Le gouvernement a annoncé la reconduction de la fermeture du golfe de Gascogne pour une partie de l'hiver prochain, une mesure destinée à protéger les populations de dauphins des captures accidentelles par les engins de pêche. Cette décision, rendue publique ces derniers jours, prévoit une nouvelle période sans activité halieutique dans cette zone maritime au cours de l'année 2027.
Une mesure déjà expérimentée
Cette interdiction s'inscrit dans la continuité des dispositifs mis en place précédemment. L'hiver dernier, une première fermeture temporaire avait déjà été décrétée dans le golfe de Gascogne, suscitant des débats au sein de la profession et parmi les défenseurs de l'environnement. Les autorités avaient alors constaté une baisse significative des échouages de dauphins durant la période d'arrêt de la pêche. Fort de ce constat, le gouvernement a choisi de renouveler l'expérience pour l'hiver 2027, avec une période d'interdiction qui s'étendra sur plusieurs semaines.
Un fonds d'indemnisation pour la filière pêche
Afin de compenser les pertes d'exploitation subies par les marins-pêcheurs et les armateurs, l'État a débloqué une enveloppe de près de 21 millions d'euros. Ce montant doit servir à indemniser les professionnels contraints de rester à quai durant la fermeture. Les modalités de répartition de ces fonds n'ont pas encore été détaillées, mais le gouvernement assure que l'objectif est de soutenir l'ensemble de la filière, des petits navires côtiers aux flottilles hauturières. Les organisations syndicales du secteur avaient réclamé des garanties financières avant d'accepter une nouvelle période d'interdiction.

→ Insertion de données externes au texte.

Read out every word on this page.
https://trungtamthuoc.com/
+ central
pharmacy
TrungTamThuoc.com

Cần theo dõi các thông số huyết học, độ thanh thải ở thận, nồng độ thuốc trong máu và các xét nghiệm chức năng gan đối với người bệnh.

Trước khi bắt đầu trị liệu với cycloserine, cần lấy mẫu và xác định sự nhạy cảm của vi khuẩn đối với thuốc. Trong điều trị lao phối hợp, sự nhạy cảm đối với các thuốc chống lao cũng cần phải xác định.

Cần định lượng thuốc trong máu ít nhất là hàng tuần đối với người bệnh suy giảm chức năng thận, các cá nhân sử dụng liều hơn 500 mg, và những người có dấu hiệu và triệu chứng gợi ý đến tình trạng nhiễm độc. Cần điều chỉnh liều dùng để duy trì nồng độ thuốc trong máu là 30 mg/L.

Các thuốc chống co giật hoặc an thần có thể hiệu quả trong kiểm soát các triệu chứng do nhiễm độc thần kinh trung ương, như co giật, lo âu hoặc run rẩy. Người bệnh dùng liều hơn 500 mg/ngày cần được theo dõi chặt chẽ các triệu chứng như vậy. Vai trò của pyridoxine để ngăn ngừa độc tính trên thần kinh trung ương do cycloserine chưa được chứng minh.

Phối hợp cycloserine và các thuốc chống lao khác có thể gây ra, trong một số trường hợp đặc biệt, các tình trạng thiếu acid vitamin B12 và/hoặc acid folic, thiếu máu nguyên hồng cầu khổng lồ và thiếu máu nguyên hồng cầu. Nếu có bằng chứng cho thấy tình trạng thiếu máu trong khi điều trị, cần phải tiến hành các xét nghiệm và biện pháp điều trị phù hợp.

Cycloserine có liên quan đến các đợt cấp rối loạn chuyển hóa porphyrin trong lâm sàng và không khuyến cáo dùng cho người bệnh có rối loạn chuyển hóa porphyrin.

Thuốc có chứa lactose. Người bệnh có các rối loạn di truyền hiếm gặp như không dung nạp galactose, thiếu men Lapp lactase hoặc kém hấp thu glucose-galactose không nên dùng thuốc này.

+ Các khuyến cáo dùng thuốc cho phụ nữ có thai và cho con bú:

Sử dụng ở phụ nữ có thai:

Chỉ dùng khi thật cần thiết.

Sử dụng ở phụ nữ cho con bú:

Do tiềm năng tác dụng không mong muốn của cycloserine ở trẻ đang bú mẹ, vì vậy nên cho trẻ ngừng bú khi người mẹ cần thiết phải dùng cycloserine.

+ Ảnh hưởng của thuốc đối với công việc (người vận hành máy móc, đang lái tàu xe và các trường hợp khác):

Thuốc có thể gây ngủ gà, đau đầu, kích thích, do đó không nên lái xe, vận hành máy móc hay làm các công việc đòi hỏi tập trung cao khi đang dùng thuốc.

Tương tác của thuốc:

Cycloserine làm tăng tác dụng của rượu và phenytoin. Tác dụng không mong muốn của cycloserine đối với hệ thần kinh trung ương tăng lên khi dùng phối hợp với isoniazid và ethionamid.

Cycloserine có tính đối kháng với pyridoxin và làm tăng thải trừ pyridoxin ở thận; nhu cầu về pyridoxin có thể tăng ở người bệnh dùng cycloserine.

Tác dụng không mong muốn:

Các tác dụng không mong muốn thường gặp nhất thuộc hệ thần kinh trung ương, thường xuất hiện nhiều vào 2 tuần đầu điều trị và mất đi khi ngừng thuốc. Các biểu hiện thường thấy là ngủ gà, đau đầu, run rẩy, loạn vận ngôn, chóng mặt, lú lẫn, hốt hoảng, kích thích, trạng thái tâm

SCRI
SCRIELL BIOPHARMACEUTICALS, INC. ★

Un enjeu écologique et économique
Le golfe de Gascogne est une zone de forte concentration de cétacés, notamment de dauphins communs, qui y trouvent des ressources alimentaires abondantes. Les collisions avec les filets de pêche constituent l'une des premières causes de mortalité non naturelle pour ces mammifères marins. Selon les observateurs scientifiques, les épisodes d'échouages massifs sur les côtes atlantiques françaises se sont multipliés ces dernières années, avec des pics atteignant plusieurs centaines de cadavres par hiver. Les associations environnementales saluent la reconduction de la fermeture, tout en appelant à des mesures structurelles plus pérennes, comme le développement de dispositifs d'effarouchement acoustique ou la modification des engins de pêche.
Les réactions contrastées des acteurs
Du côté des pêcheurs, les avis restent partagés. Si certains reconnaissent la nécessité de préserver la ressource et l'image de la profession, d'autres dénoncent une mesure punitive qui fragilise des entreprises déjà confrontées à la hausse du gazole et aux contraintes réglementaires européennes. Le comité régional des pêches a indiqué qu'il suivrait de près la mise en œuvre des indemnisations. Les scientifiques, quant à eux, estiment que cette fermeture hivernale, bien que bénéfique, ne résoudra pas à elle seule le problème des captures accidentelles, qui dépend aussi de la saisonnalité des migrations des dauphins et des techniques de pêche employées le reste de l'année.
Un calendrier fixé pour 2027
La période exacte de fermeture pour l'hiver 2027 sera précisée par arrêté ministériel dans les prochains mois. L'exécutif a indiqué qu'il s'appuierait sur les recommandations du Conseil national de la protection de la nature et sur les données recueillies lors des précédentes interdictions. La mesure s'inscrit dans le cadre du plan d'action national pour la protection des mammifères marins, qui vise à réduire de 80 % les captures accidentelles d'ici 2030.
Les négociations avec la Commission européenne sur les aides d'État destinées à compenser les pertes liées à ces fermetures sont en cours, Paris espérant obtenir un feu vert rapide de Bruxelles. En attendant, les professionnels de la mer scrutent les annonces du gouvernement, conscients que l'équilibre entre sauvegarde des dauphins et viabilité économique des ports de l'Atlantique reste fragile.